Ia menekankan bahwa pemeliharaan infrastruktur dan pengamanan wilayah sekitar harus dilakukan tanpa henti. Menurutnya, suar ini adalah bagian tak terpisahkan dari sistem keamanan laut nasional yang menjaga stabilitas kawasan.
Selain mengecek infrastruktur, Pangkoarmada RI memberikan pengarahan khusus kepada prajurit TNI AL yang bertugas di wilayah perbatasan. Ia meminta seluruh personel tetap menjaga profesionalisme dan disiplin tinggi.
“Personel di lapangan harus selalu siap. Kalian berada di garda terdepan penjaga kedaulatan laut Indonesia,” tegasnya.

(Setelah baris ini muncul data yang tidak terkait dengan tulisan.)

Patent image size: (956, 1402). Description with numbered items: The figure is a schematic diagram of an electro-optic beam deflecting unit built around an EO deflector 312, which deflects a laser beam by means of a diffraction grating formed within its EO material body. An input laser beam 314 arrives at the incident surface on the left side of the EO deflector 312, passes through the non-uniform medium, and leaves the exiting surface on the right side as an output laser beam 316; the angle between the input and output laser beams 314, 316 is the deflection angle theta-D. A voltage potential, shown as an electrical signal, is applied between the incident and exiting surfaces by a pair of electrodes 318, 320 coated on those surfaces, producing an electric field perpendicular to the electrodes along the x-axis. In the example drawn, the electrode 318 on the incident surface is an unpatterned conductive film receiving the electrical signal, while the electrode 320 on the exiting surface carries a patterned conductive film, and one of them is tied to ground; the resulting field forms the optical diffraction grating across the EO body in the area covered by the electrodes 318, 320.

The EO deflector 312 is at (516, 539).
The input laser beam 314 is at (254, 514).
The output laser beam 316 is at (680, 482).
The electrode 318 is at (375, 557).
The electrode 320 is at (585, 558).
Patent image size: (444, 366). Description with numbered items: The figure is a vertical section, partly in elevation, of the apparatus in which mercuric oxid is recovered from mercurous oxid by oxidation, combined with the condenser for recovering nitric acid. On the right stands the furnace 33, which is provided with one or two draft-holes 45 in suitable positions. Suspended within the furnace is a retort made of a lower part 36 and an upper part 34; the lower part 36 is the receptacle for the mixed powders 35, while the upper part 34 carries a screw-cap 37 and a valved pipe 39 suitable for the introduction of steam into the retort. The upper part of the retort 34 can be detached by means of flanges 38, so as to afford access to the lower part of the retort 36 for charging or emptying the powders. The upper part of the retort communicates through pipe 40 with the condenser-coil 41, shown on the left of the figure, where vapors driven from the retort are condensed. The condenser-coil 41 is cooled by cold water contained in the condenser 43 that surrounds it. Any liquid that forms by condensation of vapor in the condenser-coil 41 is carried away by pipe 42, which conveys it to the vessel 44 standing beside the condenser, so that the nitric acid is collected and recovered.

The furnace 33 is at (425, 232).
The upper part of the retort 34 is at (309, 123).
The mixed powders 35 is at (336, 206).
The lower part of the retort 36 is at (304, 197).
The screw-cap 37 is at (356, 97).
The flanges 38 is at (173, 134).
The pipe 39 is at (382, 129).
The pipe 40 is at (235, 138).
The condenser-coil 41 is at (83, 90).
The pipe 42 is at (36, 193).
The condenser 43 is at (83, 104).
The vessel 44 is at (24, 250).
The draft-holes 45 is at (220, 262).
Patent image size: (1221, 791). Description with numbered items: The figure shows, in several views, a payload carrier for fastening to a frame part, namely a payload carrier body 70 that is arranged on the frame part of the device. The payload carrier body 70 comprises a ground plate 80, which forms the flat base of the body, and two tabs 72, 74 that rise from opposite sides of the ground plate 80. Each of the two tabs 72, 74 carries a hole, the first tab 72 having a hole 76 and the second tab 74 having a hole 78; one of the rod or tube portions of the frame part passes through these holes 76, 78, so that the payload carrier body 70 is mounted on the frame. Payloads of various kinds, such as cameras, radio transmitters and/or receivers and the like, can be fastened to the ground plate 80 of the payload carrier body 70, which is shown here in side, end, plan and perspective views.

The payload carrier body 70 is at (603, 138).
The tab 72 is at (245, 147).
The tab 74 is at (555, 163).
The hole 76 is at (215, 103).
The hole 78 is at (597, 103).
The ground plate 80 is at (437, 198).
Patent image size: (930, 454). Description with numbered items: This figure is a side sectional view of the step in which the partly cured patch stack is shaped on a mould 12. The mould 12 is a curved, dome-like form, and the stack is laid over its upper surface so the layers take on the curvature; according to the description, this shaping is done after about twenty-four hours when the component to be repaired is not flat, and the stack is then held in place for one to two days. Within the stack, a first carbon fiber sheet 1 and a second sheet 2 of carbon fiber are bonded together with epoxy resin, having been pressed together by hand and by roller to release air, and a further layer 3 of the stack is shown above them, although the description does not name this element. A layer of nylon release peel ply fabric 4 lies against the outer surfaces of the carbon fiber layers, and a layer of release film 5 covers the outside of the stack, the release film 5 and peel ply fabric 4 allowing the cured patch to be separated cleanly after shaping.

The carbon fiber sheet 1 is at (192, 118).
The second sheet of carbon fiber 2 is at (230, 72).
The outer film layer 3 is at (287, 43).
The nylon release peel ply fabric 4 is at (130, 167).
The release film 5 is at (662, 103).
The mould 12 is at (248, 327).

Sisi humanis juga ditunjukkan dalam kunjungan ini. Pangkoarmada RI menyempatkan diri bertemu dengan masyarakat nelayan setempat dan membagikan paket sembako.
TNI AL memandang nelayan sebagai mitra strategis dalam menjaga keamanan laut. “Kami ingin kehadiran TNI AL benar-benar dirasakan manfaatnya oleh masyarakat pesisir yang setiap hari beraktivitas di perbatasan,” ungkap Denih.
Lanal Nunukan sebagai satuan kewilayahan menjadi tulang punggung dalam mendukung kelancaran operasi ini. Keterlibatan aktif Lanal Nunukan mencerminkan komitmen kuat dalam pembinaan potensi maritim serta penegakan hukum di wilayah perairan Kalimantan Utara.
Peninjauan ini diharapkan memperkuat sinergi antara Komando Armada RI dan satuan kewilayahan untuk memastikan bahwa setiap inci wilayah laut Indonesia tetap aman, berdaulat, dan terjaga dari segala potensi ancaman.